Winger · Leicester City · Age 21 | Ghana caps: 20+

Issahaku is the most exciting young player in Ghana’s squad and the one who gives Queiroz an attacking option with genuine Premier League quality from the bench. He plays for Leicester City and his technical ability, close control and directness in one-on-one situations make him one of the most difficult wide players to contain when he has space to run into. At 21 he is still developing but his quality is undeniable and his ability to come on and change a game makes him one of Ghana’s most valuable squad members in this tournament.

Ghana’s World Cup 2026 Fixtures

  • 17 June 2026: Ghana vs Panama at BMO Field, Toronto
  • 23 June 2026: England vs Ghana at Gillette Stadium, Foxborough, Massachusetts
  • 27 June 2026: Croatia vs Ghana at Lincoln Financial Field, Philadelphia

LeagueLane Verdict

Ghana’s World Cup depends on the Panama opener. Win it and they arrive at the England game with confidence and a platform to push for second place. Lose it or draw and the pressure builds immediately for a new manager with limited time to prepare.
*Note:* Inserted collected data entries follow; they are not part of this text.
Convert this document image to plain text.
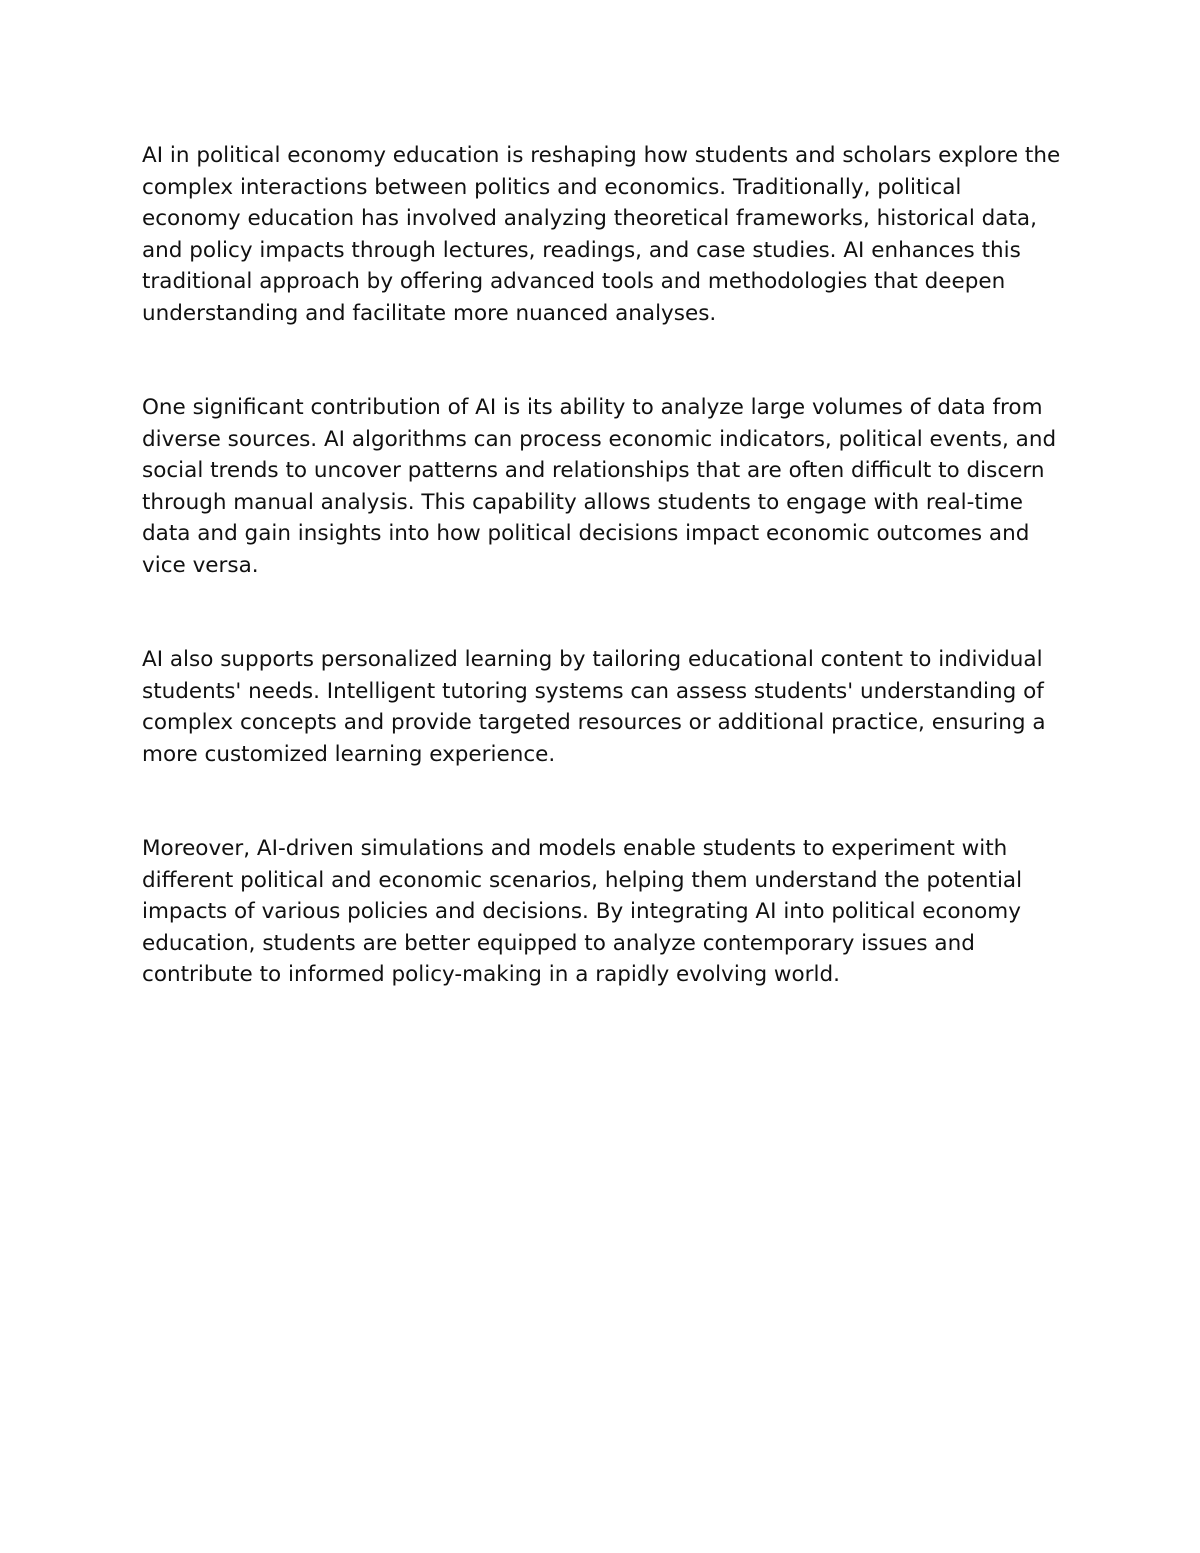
AI in political economy education is reshaping how students and scholars explore the complex interactions between politics and economics. Traditionally, political economy education has involved analyzing theoretical frameworks, historical data, and policy impacts through lectures, readings, and case studies. AI enhances this traditional approach by offering advanced tools and methodologies that deepen understanding and facilitate more nuanced analyses.

One significant contribution of AI is its ability to analyze large volumes of data from diverse sources. AI algorithms can process economic indicators, political events, and social trends to uncover patterns and relationships that are often difficult to discern through manual analysis. This capability allows students to engage with real-time data and gain insights into how political decisions impact economic outcomes and vice versa.

AI also supports personalized learning by tailoring educational content to individual students' needs. Intelligent tutoring systems can assess students' understanding of complex concepts and provide targeted resources or additional practice, ensuring a more customized learning experience.

Moreover, AI-driven simulations and models enable students to experiment with different political and economic scenarios, helping them understand the potential impacts of various policies and decisions. By integrating AI into political economy education, students are better equipped to analyze contemporary issues and contribute to informed policy-making in a rapidly evolving world.
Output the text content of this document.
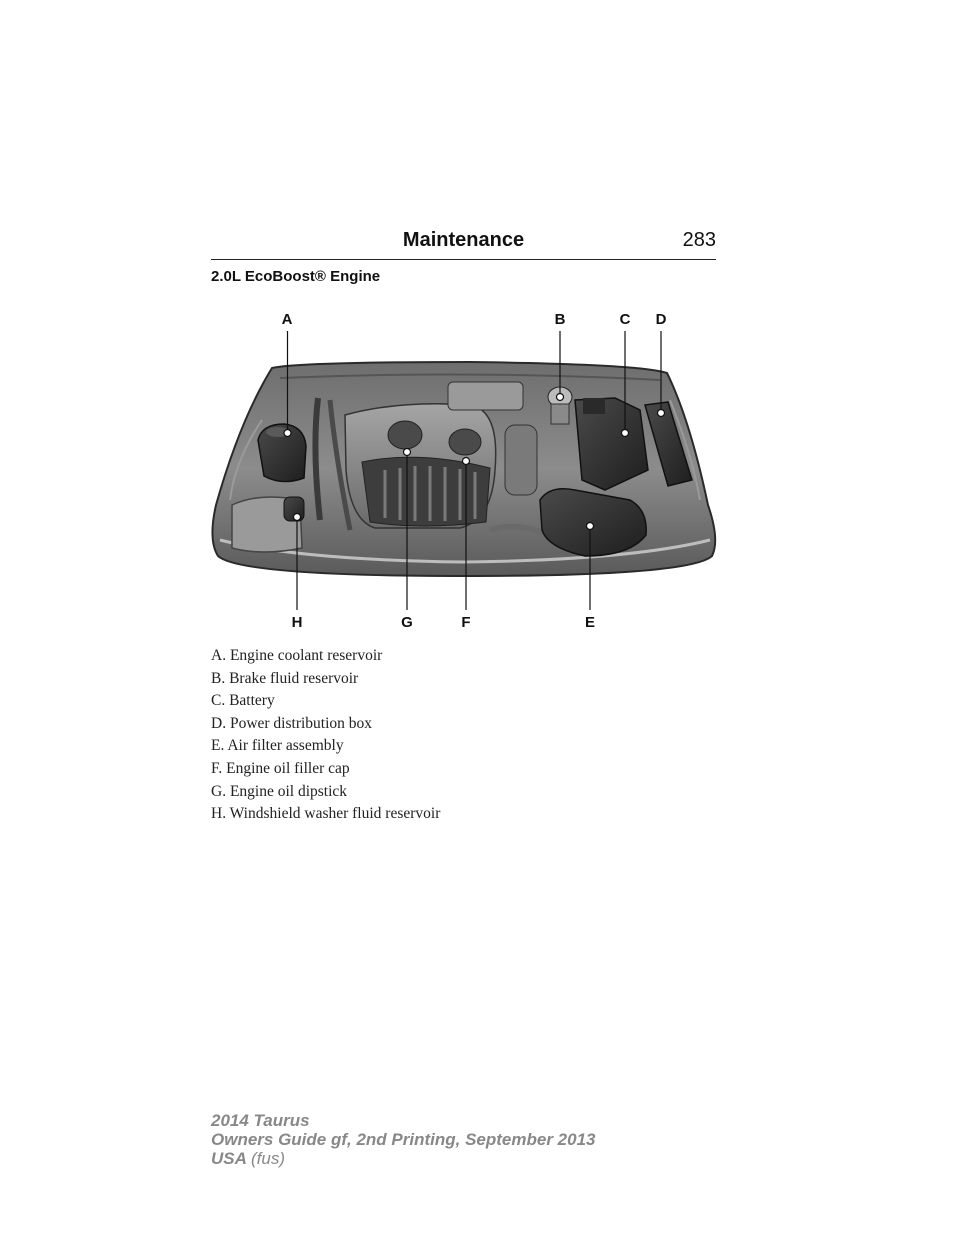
Maintenance	283
2.0L EcoBoost® Engine
A	B	C D
H	G	F	E
A. Engine coolant reservoir
B. Brake fluid reservoir
C. Battery
D. Power distribution box
E. Air filter assembly
F. Engine oil filler cap
G. Engine oil dipstick
H. Windshield washer fluid reservoir
2014 Taurus
Owners Guide gf, 2nd Printing, September 2013
USA (fus)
Queiroz is experienced enough to set up Ghana to be hard to beat in every game. Whether he has had enough time to make them difficult to beat and dangerous going forward simultaneously is the question that defines their tournament.

The Croatia game on June 27 in Philadelphia is the one that could define second place in Group L. If both teams arrive needing a result, Semenyo and Williams against Croatia’s ageing defensive line is the matchup Ghana will be building toward. Modric at 40 is a different defensive challenge to Modric at 33. Ghana can exploit the spaces Dalic’s system leaves behind.

For a betting angle, Semenyo to score in the tournament at odds that reflect his new-signing status at City is the play. He is in outstanding form, arrives motivated and faces Panama and Croatia in matches where he will have the space to express himself. Ghana to beat Panama and qualify for the knockout rounds as a third-place team is not an unreasonable ambition at the right price.